Rescue Me has developed a solid formula that’s worked for the series in its first five seasons and continues to be present as the sixth season resumes. While each episode has its darker moments, some of which are intense to the point of being uncomfortable to watch, the show is made bearable by the humor that’s woven into each episode. While we’re put on the edge of our seats as Tommy and the rest of Ladder 62 save lives and rush from collapsing buildings one minute, the next we’re laughing as they sit around the table at the firehouse over-sharing on their personal lives, such as discussing bowel movements or their masturbatory habits. In that sense, from what I’ve seen so far, I think fans tuning in to see more of what they’ve come to love about the series will be happy with what the sixth season has to offer.

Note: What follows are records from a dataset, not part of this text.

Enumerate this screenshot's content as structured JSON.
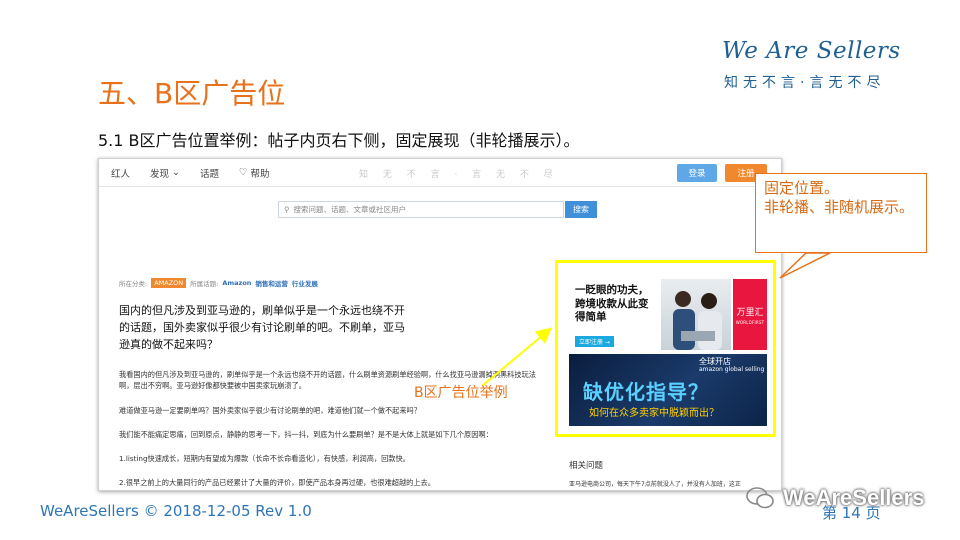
{
  "slide": {
    "title": "五、B区广告位",
    "subtitle": "5.1  B区广告位置举例：帖子内页右下侧，固定展现（非轮播展示）。",
    "brand_name": "We Are Sellers",
    "brand_slogan": "知无不言·言无不尽",
    "footer": "WeAreSellers © 2018-12-05  Rev 1.0",
    "page_label": "第 14 页",
    "watermark": "WeAreSellers",
    "accent_color": "#e8711b",
    "brand_color": "#1f5f94"
  },
  "screenshot": {
    "nav": {
      "items": [
        "红人",
        "发现",
        "话题",
        "帮助"
      ],
      "center_text": "知 无 不 言 · 言 无 不 尽",
      "login": "登录",
      "register": "注册"
    },
    "search": {
      "placeholder": "搜索问题、话题、文章或社区用户",
      "button": "搜索"
    },
    "tags": {
      "category_label": "所在分类:",
      "category": "AMAZON",
      "topic_label": "所属话题:",
      "topics": [
        "Amazon",
        "销售和运营",
        "行业发展"
      ]
    },
    "article": {
      "title": "国内的但凡涉及到亚马逊的，刷单似乎是一个永远也绕不开的话题，国外卖家似乎很少有讨论刷单的吧。不刷单，亚马逊真的做不起来吗？",
      "paragraphs": [
        "我看国内的但凡涉及到亚马逊的，刷单似乎是一个永远也绕不开的话题，什么刷单资源刷单经验啊，什么找亚马逊漏掉洞黑科技玩法啊，层出不穷啊。亚马逊好像都快要被中国卖家玩崩溃了。",
        "难道做亚马逊一定要刷单吗？国外卖家似乎很少有讨论刷单的吧，难道他们就一个做不起来吗？",
        "我们能不能痛定思痛，回到原点，静静的思考一下，抖一抖，到底为什么要刷单？是不是大体上就是如下几个原因啊：",
        "1.listing快速成长，短期内有望成为爆款（长命不长命看造化），有快感，利润高，回款快。",
        "2.很早之前上的大量同行的产品已经累计了大量的评价，即使产品本身再过硬，也很难超越的上去。"
      ]
    },
    "sidebar": {
      "title": "相关问题",
      "line": "亚马逊电商公司，每天下午7点前就没人了，并没有人加班，这正"
    },
    "ads": {
      "ad1_text": "一眨眼的功夫，跨境收款从此变得简单",
      "ad1_button": "立即注册 →",
      "ad1_brand": "万里汇",
      "ad1_brand_sub": "WORLDFIRST",
      "ad2_top": "全球开店",
      "ad2_logo": "amazon global selling",
      "ad2_main": "缺优化指导？",
      "ad2_sub": "如何在众多卖家中脱颖而出？"
    }
  },
  "callouts": {
    "position_note": "固定位置。\n非轮播、非随机展示。",
    "ad_example": "B区广告位举例"
  }
}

Rescue Me isn’t what you’d call a feel-good comedy, nor is it a family drama by the normal definition for TV genres. But its humor and its drama are intertwined, forcing us to find the feel-good moments in the most unlikely places. You could say that these moments are earned by the viewers as much of the show focuses on the lead characters’ flaws and the messy situations he gets himself into. I couldn’t say if the show accurately portrays the life of a New York City firefighter (or any firefighter for that matter) but for a show that deals in human drama and the struggles of living with grief, addiction and life-threatening situations, Rescue Me feels real. And whenever that reality starts to become too much, the humor serves to offset it nicely. It is for this reason Rescue Me remains a must-watch TV series.
Rescue Me’s season premiere airs Tuesday, June 29, 2010 at 10:00 PM ET/PT on FX.